INSIGHT

Your data breach response plan should...

By Gavin Smith, Valeska Bloch
Cyber Data & Privacy

  1. Be practical, up-to-date and easy to follow.
  2. Explain what constitutes a data breach and your strategy for containing assessing and managing data breaches. It should also explain how it will interact with your other incident response plans.
  3. Identify a data breach lead and response team comprising senior management, IT, public and investor relations, legal and risk/compliance and consider how that team will be activated. It should also identify the roles, responsibilities and reporting lines of individual team members.
  4. Include direct contact details for an external PR, IT forensics and legal team and, in case you need to seek an injunction, counsel.
  5. Include contact details for your insurer and identify what (if any) conditions are imposed by your insurance policy in order to claim under it.

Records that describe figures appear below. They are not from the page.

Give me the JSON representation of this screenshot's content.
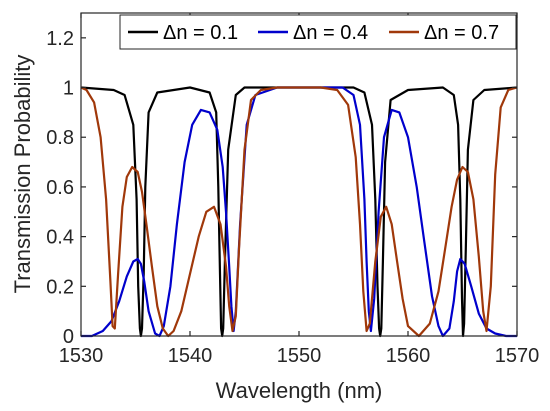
{
  "chart_data": {
    "type": "line",
    "xlabel": "Wavelength (nm)",
    "ylabel": "Transmission Probability",
    "xlim": [
      1530,
      1570
    ],
    "ylim": [
      0,
      1.3
    ],
    "xticks": [
      1530,
      1540,
      1550,
      1560,
      1570
    ],
    "yticks": [
      0,
      0.2,
      0.4,
      0.6,
      0.8,
      1,
      1.2
    ],
    "grid": false,
    "legend_position": "top-right",
    "series": [
      {
        "name": "Δn = 0.1",
        "color": "#000000",
        "x": [
          1530,
          1533.0,
          1534.0,
          1534.8,
          1535.1,
          1535.25,
          1535.4,
          1535.5,
          1535.6,
          1535.75,
          1535.9,
          1536.2,
          1537,
          1540,
          1541.8,
          1542.4,
          1542.6,
          1542.75,
          1542.85,
          1542.95,
          1543.05,
          1543.2,
          1543.5,
          1544.2,
          1545,
          1550,
          1555,
          1556.0,
          1556.7,
          1557.0,
          1557.2,
          1557.35,
          1557.45,
          1557.55,
          1557.7,
          1557.9,
          1558.4,
          1560,
          1563.2,
          1564.2,
          1564.6,
          1564.8,
          1564.95,
          1565.05,
          1565.15,
          1565.3,
          1565.5,
          1566.0,
          1567,
          1570
        ],
        "y": [
          1,
          0.99,
          0.97,
          0.85,
          0.55,
          0.2,
          0.03,
          0,
          0.03,
          0.25,
          0.6,
          0.9,
          0.98,
          1,
          0.98,
          0.9,
          0.6,
          0.25,
          0.03,
          0,
          0.03,
          0.3,
          0.75,
          0.97,
          1,
          1,
          1,
          0.98,
          0.85,
          0.55,
          0.2,
          0.03,
          0,
          0.03,
          0.3,
          0.7,
          0.95,
          0.99,
          1,
          0.97,
          0.85,
          0.55,
          0.15,
          0,
          0.05,
          0.35,
          0.75,
          0.95,
          0.99,
          1
        ]
      },
      {
        "name": "Δn = 0.4",
        "color": "#0000cc",
        "x": [
          1530,
          1531.0,
          1532.0,
          1532.8,
          1533.5,
          1534.2,
          1534.8,
          1535.2,
          1535.5,
          1535.8,
          1536.2,
          1536.8,
          1537.2,
          1537.6,
          1538.2,
          1538.8,
          1539.5,
          1540.2,
          1541,
          1541.8,
          1542.5,
          1543.0,
          1543.3,
          1543.6,
          1543.8,
          1544.0,
          1544.2,
          1544.6,
          1545.2,
          1546,
          1548,
          1550,
          1552,
          1554,
          1555.0,
          1555.6,
          1556.0,
          1556.2,
          1556.4,
          1556.6,
          1556.9,
          1557.3,
          1557.8,
          1558.5,
          1559.2,
          1560,
          1560.8,
          1561.5,
          1562.2,
          1562.8,
          1563.2,
          1563.8,
          1564.2,
          1564.5,
          1564.8,
          1565.2,
          1565.8,
          1566.5,
          1567.2,
          1568,
          1569,
          1570
        ],
        "y": [
          0,
          0,
          0.02,
          0.06,
          0.14,
          0.24,
          0.3,
          0.31,
          0.29,
          0.22,
          0.1,
          0.01,
          0,
          0.04,
          0.2,
          0.45,
          0.7,
          0.85,
          0.91,
          0.9,
          0.83,
          0.68,
          0.5,
          0.28,
          0.12,
          0.02,
          0.1,
          0.45,
          0.85,
          0.97,
          1,
          1,
          1,
          1,
          0.97,
          0.85,
          0.55,
          0.3,
          0.1,
          0.02,
          0.15,
          0.5,
          0.8,
          0.91,
          0.9,
          0.8,
          0.6,
          0.38,
          0.16,
          0.04,
          0,
          0.03,
          0.14,
          0.26,
          0.31,
          0.29,
          0.2,
          0.09,
          0.03,
          0.01,
          0,
          0
        ]
      },
      {
        "name": "Δn = 0.7",
        "color": "#a0380a",
        "x": [
          1530,
          1530.5,
          1531.2,
          1531.8,
          1532.3,
          1532.7,
          1532.9,
          1533.1,
          1533.4,
          1533.8,
          1534.2,
          1534.7,
          1535.2,
          1535.6,
          1536.0,
          1536.5,
          1537.0,
          1537.5,
          1538.0,
          1538.5,
          1539.2,
          1540.0,
          1540.8,
          1541.5,
          1542.2,
          1542.8,
          1543.3,
          1543.6,
          1543.9,
          1544.2,
          1544.5,
          1545.0,
          1545.6,
          1546.5,
          1548,
          1550,
          1552,
          1553.5,
          1554.5,
          1555.2,
          1555.6,
          1555.9,
          1556.2,
          1556.5,
          1557.0,
          1557.5,
          1558.0,
          1558.5,
          1559.0,
          1559.5,
          1560.0,
          1561.0,
          1562.0,
          1562.8,
          1563.4,
          1564.0,
          1564.5,
          1565.0,
          1565.5,
          1566.0,
          1566.5,
          1566.9,
          1567.2,
          1567.6,
          1568.0,
          1568.5,
          1569.2,
          1570
        ],
        "y": [
          1,
          0.99,
          0.94,
          0.8,
          0.55,
          0.22,
          0.04,
          0.03,
          0.25,
          0.52,
          0.64,
          0.68,
          0.66,
          0.58,
          0.45,
          0.28,
          0.12,
          0.03,
          0,
          0.02,
          0.1,
          0.25,
          0.4,
          0.5,
          0.52,
          0.45,
          0.28,
          0.12,
          0.02,
          0.08,
          0.35,
          0.75,
          0.95,
          0.99,
          1,
          1,
          1,
          0.99,
          0.93,
          0.72,
          0.45,
          0.18,
          0.02,
          0.05,
          0.3,
          0.48,
          0.52,
          0.45,
          0.3,
          0.15,
          0.04,
          0,
          0.05,
          0.18,
          0.35,
          0.52,
          0.63,
          0.68,
          0.66,
          0.55,
          0.32,
          0.1,
          0.02,
          0.2,
          0.65,
          0.92,
          0.99,
          1
        ]
      }
    ]
  },
  "colors": {
    "axis": "#262626",
    "background": "#ffffff"
  }
}
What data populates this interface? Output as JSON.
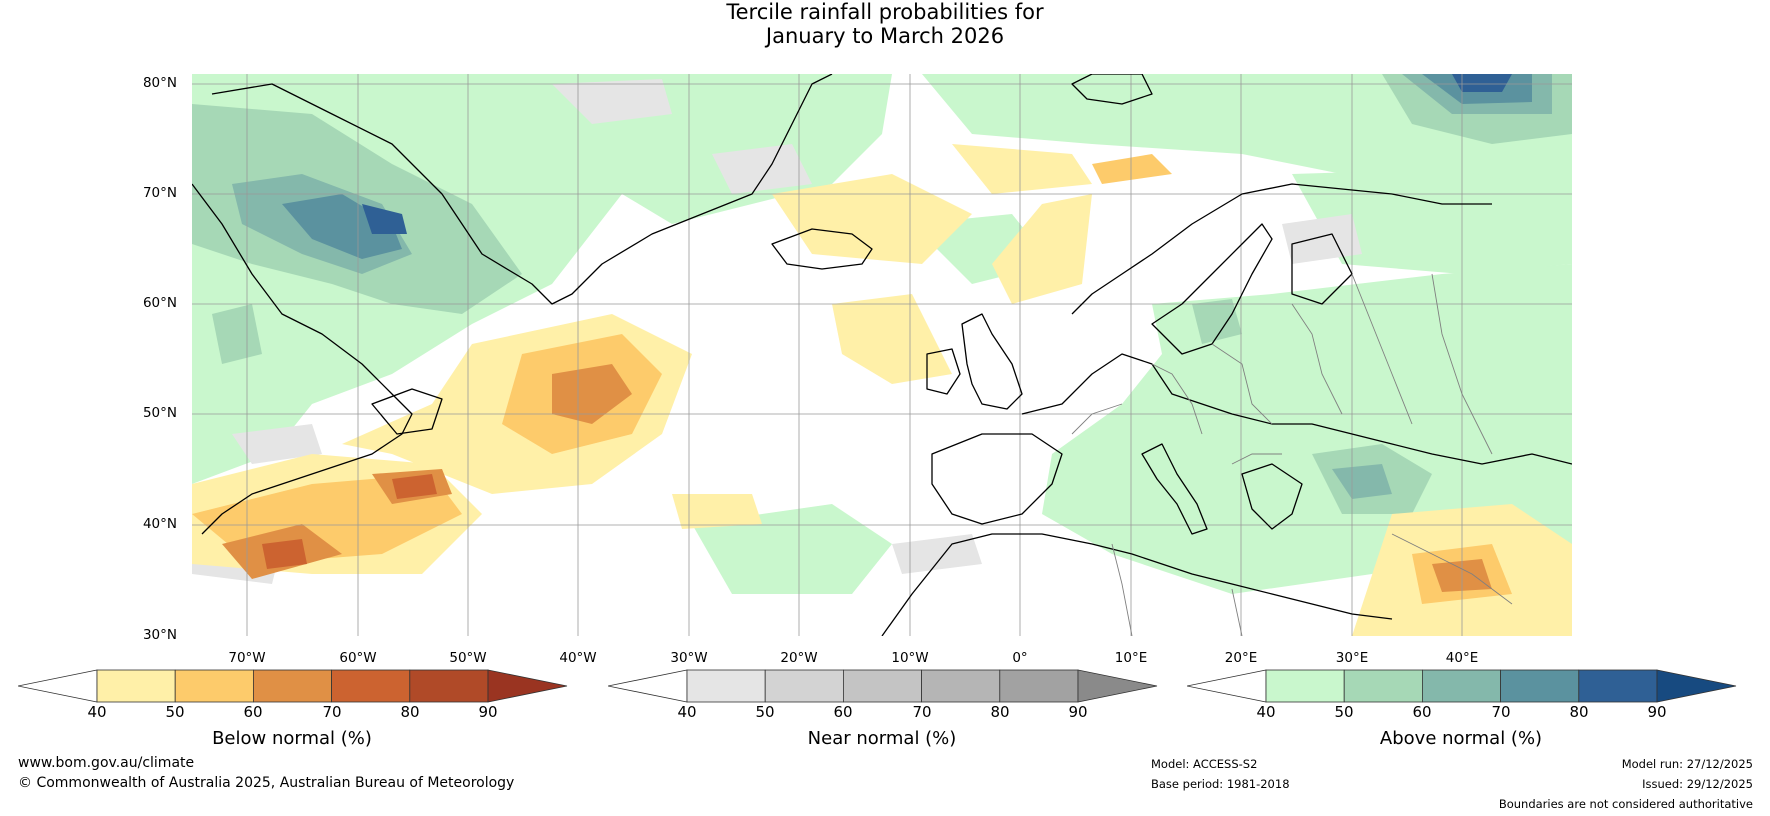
{
  "title": {
    "line1": "Tercile rainfall probabilities for",
    "line2": "January to March 2026"
  },
  "map": {
    "lat_labels": [
      "80°N",
      "70°N",
      "60°N",
      "50°N",
      "40°N",
      "30°N"
    ],
    "lon_labels": [
      "70°W",
      "60°W",
      "50°W",
      "40°W",
      "30°W",
      "20°W",
      "10°W",
      "0°",
      "10°E",
      "20°E",
      "30°E",
      "40°E"
    ],
    "colors": {
      "land_line": "#000000",
      "border_line": "#808080",
      "grid": "#999999"
    }
  },
  "colorbars": [
    {
      "name": "below",
      "title": "Below normal (%)",
      "ticks": [
        "40",
        "50",
        "60",
        "70",
        "80",
        "90"
      ],
      "low_color": "#ffffff",
      "colors": [
        "#fff0a8",
        "#fdcb6b",
        "#e09045",
        "#cc6330",
        "#b04a28"
      ],
      "high_color": "#9a3421"
    },
    {
      "name": "near",
      "title": "Near normal (%)",
      "ticks": [
        "40",
        "50",
        "60",
        "70",
        "80",
        "90"
      ],
      "low_color": "#ffffff",
      "colors": [
        "#e5e5e5",
        "#d3d3d3",
        "#c4c4c4",
        "#b5b5b5",
        "#a2a2a2"
      ],
      "high_color": "#8a8a8a"
    },
    {
      "name": "above",
      "title": "Above normal (%)",
      "ticks": [
        "40",
        "50",
        "60",
        "70",
        "80",
        "90"
      ],
      "low_color": "#ffffff",
      "colors": [
        "#c9f7cd",
        "#a6d8b6",
        "#84b8ab",
        "#5b929f",
        "#2f6095"
      ],
      "high_color": "#174a80"
    }
  ],
  "footer": {
    "website": "www.bom.gov.au/climate",
    "copyright": "© Commonwealth of Australia 2025, Australian Bureau of Meteorology",
    "model": "Model: ACCESS-S2",
    "base_period": "Base period: 1981-2018",
    "model_run": "Model run: 27/12/2025",
    "issued": "Issued: 29/12/2025",
    "disclaimer": "Boundaries are not considered authoritative"
  }
}
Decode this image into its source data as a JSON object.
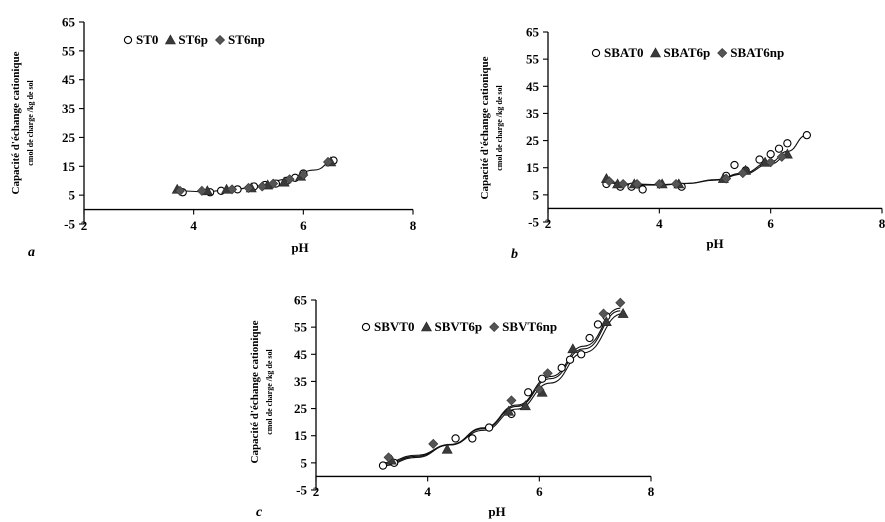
{
  "figure": {
    "ylabel_main": "Capacité d'échange cationique",
    "ylabel_sub": "cmol de charge /kg de sol",
    "xlabel": "pH"
  },
  "chart_data": [
    {
      "panel": "a",
      "type": "scatter",
      "xlabel": "pH",
      "ylabel": "Capacité d'échange cationique",
      "ylabel_sub": "cmol de charge /kg de sol",
      "xlim": [
        2,
        8
      ],
      "ylim": [
        -5,
        65
      ],
      "xticks": [
        2,
        4,
        6,
        8
      ],
      "yticks": [
        -5,
        5,
        15,
        25,
        35,
        45,
        55,
        65
      ],
      "legend_position": "top-left",
      "series": [
        {
          "name": "ST0",
          "marker": "circle-open",
          "x": [
            3.8,
            4.3,
            4.5,
            4.8,
            5.1,
            5.3,
            5.5,
            5.7,
            5.85,
            6.0,
            6.55
          ],
          "y": [
            6,
            6,
            6.5,
            7,
            8,
            8.5,
            9,
            10,
            11,
            12.5,
            17
          ]
        },
        {
          "name": "ST6p",
          "marker": "triangle",
          "x": [
            3.7,
            4.25,
            4.6,
            5.05,
            5.35,
            5.65,
            5.95,
            6.5
          ],
          "y": [
            7,
            6.5,
            7,
            7.5,
            8.5,
            9.5,
            11.5,
            16.5
          ]
        },
        {
          "name": "ST6np",
          "marker": "diamond",
          "x": [
            3.75,
            4.15,
            4.7,
            5.0,
            5.25,
            5.45,
            5.75,
            6.0,
            6.45
          ],
          "y": [
            6.5,
            6.5,
            7,
            7.5,
            8,
            9,
            10.5,
            12,
            16.5
          ]
        }
      ],
      "fit_curves": [
        {
          "x": [
            3.7,
            4.2,
            4.7,
            5.2,
            5.7,
            6.2,
            6.6
          ],
          "y": [
            6.5,
            6.2,
            6.9,
            8.2,
            10.5,
            13.7,
            17.5
          ]
        }
      ]
    },
    {
      "panel": "b",
      "type": "scatter",
      "xlabel": "pH",
      "ylabel": "Capacité d'échange cationique",
      "ylabel_sub": "cmol de charge /kg de sol",
      "xlim": [
        2,
        8
      ],
      "ylim": [
        -5,
        65
      ],
      "xticks": [
        2,
        4,
        6,
        8
      ],
      "yticks": [
        -5,
        5,
        15,
        25,
        35,
        45,
        55,
        65
      ],
      "legend_position": "top-right",
      "series": [
        {
          "name": "SBAT0",
          "marker": "circle-open",
          "x": [
            3.05,
            3.3,
            3.5,
            3.7,
            4.4,
            5.2,
            5.35,
            5.55,
            5.8,
            6.0,
            6.15,
            6.3,
            6.65
          ],
          "y": [
            9,
            8,
            8,
            7,
            8,
            12,
            16,
            14,
            18,
            20,
            22,
            24,
            27
          ]
        },
        {
          "name": "SBAT6p",
          "marker": "triangle",
          "x": [
            3.05,
            3.25,
            3.55,
            4.05,
            4.35,
            5.15,
            5.55,
            5.9,
            6.3
          ],
          "y": [
            11,
            9,
            9,
            9,
            9,
            11,
            14,
            17,
            20
          ]
        },
        {
          "name": "SBAT6np",
          "marker": "diamond",
          "x": [
            3.1,
            3.35,
            3.6,
            4.0,
            4.3,
            5.2,
            5.5,
            6.0,
            6.2
          ],
          "y": [
            10,
            9,
            9,
            9,
            9,
            11,
            13,
            17,
            19
          ]
        }
      ],
      "fit_curves": [
        {
          "x": [
            3.0,
            3.5,
            4.0,
            4.5,
            5.0,
            5.5,
            6.0,
            6.3,
            6.65
          ],
          "y": [
            9.5,
            8.6,
            8.6,
            9.2,
            10.6,
            13.0,
            17.2,
            21.0,
            27.0
          ]
        },
        {
          "x": [
            3.0,
            3.5,
            4.0,
            4.5,
            5.0,
            5.5,
            6.0,
            6.3
          ],
          "y": [
            10.0,
            9.0,
            8.8,
            9.2,
            10.4,
            12.6,
            16.4,
            19.5
          ]
        }
      ]
    },
    {
      "panel": "c",
      "type": "scatter",
      "xlabel": "pH",
      "ylabel": "Capacité d'échange cationique",
      "ylabel_sub": "cmol de charge /kg de sol",
      "xlim": [
        2,
        8
      ],
      "ylim": [
        -5,
        65
      ],
      "xticks": [
        2,
        4,
        6,
        8
      ],
      "yticks": [
        -5,
        5,
        15,
        25,
        35,
        45,
        55,
        65
      ],
      "legend_position": "top-right",
      "series": [
        {
          "name": "SBVT0",
          "marker": "circle-open",
          "x": [
            3.2,
            3.4,
            4.5,
            4.8,
            5.1,
            5.5,
            5.8,
            6.05,
            6.4,
            6.55,
            6.75,
            6.9,
            7.05,
            7.2
          ],
          "y": [
            4,
            5,
            14,
            14,
            18,
            23,
            31,
            36,
            40,
            43,
            45,
            51,
            56,
            59
          ]
        },
        {
          "name": "SBVT6p",
          "marker": "triangle",
          "x": [
            3.35,
            4.35,
            5.45,
            5.75,
            6.05,
            6.6,
            7.2,
            7.5
          ],
          "y": [
            6,
            10,
            24,
            26,
            31,
            47,
            57,
            60
          ]
        },
        {
          "name": "SBVT6np",
          "marker": "diamond",
          "x": [
            3.3,
            4.1,
            5.5,
            6.0,
            6.15,
            7.15,
            7.45
          ],
          "y": [
            7,
            12,
            28,
            32,
            38,
            60,
            64
          ]
        }
      ],
      "fit_curves": [
        {
          "x": [
            3.2,
            3.8,
            4.4,
            5.0,
            5.6,
            6.2,
            6.8,
            7.45
          ],
          "y": [
            4.0,
            7.0,
            11.6,
            17.9,
            26.3,
            36.8,
            48.0,
            62.0
          ]
        },
        {
          "x": [
            3.2,
            3.8,
            4.4,
            5.0,
            5.6,
            6.2,
            6.8,
            7.5
          ],
          "y": [
            5.0,
            7.8,
            11.6,
            17.0,
            24.8,
            34.4,
            45.6,
            60.0
          ]
        },
        {
          "x": [
            3.2,
            3.8,
            4.4,
            5.0,
            5.6,
            6.2,
            6.8,
            7.45
          ],
          "y": [
            4.5,
            7.4,
            11.8,
            17.6,
            25.8,
            36.0,
            47.0,
            61.0
          ]
        }
      ]
    }
  ]
}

Note that some cyber security insurers are not obliged to pay if the insurer has not been notified of the breach.
  6. Identify any contractual requirements requiring action in the event of a data breach.
  7. Include processes for responding to incidents that involve another entity and/or that relate to a breach of jointly held information.
  8. Include plans tailored to specific scenarios, eg:
    • different types of breaches: a data breach arising from information leaked by a disgruntled employee vs a hack by an external third party or a ransomware attack.
    • different types of detection: via your organisation's internal systems, an external tip-off or from contact by the media.
  9. Include processes for tracing and securing your data.
  10. Consider how you will assess whether to notify affected individuals and other stakeholders (including, for example, banks, professional bodies, regulators, technology platform providers and customers), how to notify, and what you will say if you do. Include a list of relevant stakeholders and their direct contact information.
  11. Consider whether any national security issues will be involved. If so, what, if any, additional steps are required in relation to that information.
  12. Include a process for recording breaches (including breaches that are not escalated to the data breach response team), steps taken to rectify the situation and a summary of any decisions made.
  13. Set out a strategy to identify and address any weaknesses in data handling that contributed to the breach.
  14. Outline a system for a post-breach assessment of your entity's response to the data breach and the effectiveness of your data breach response plan.
  15. Be regularly reviewed, tested and (where required) updated.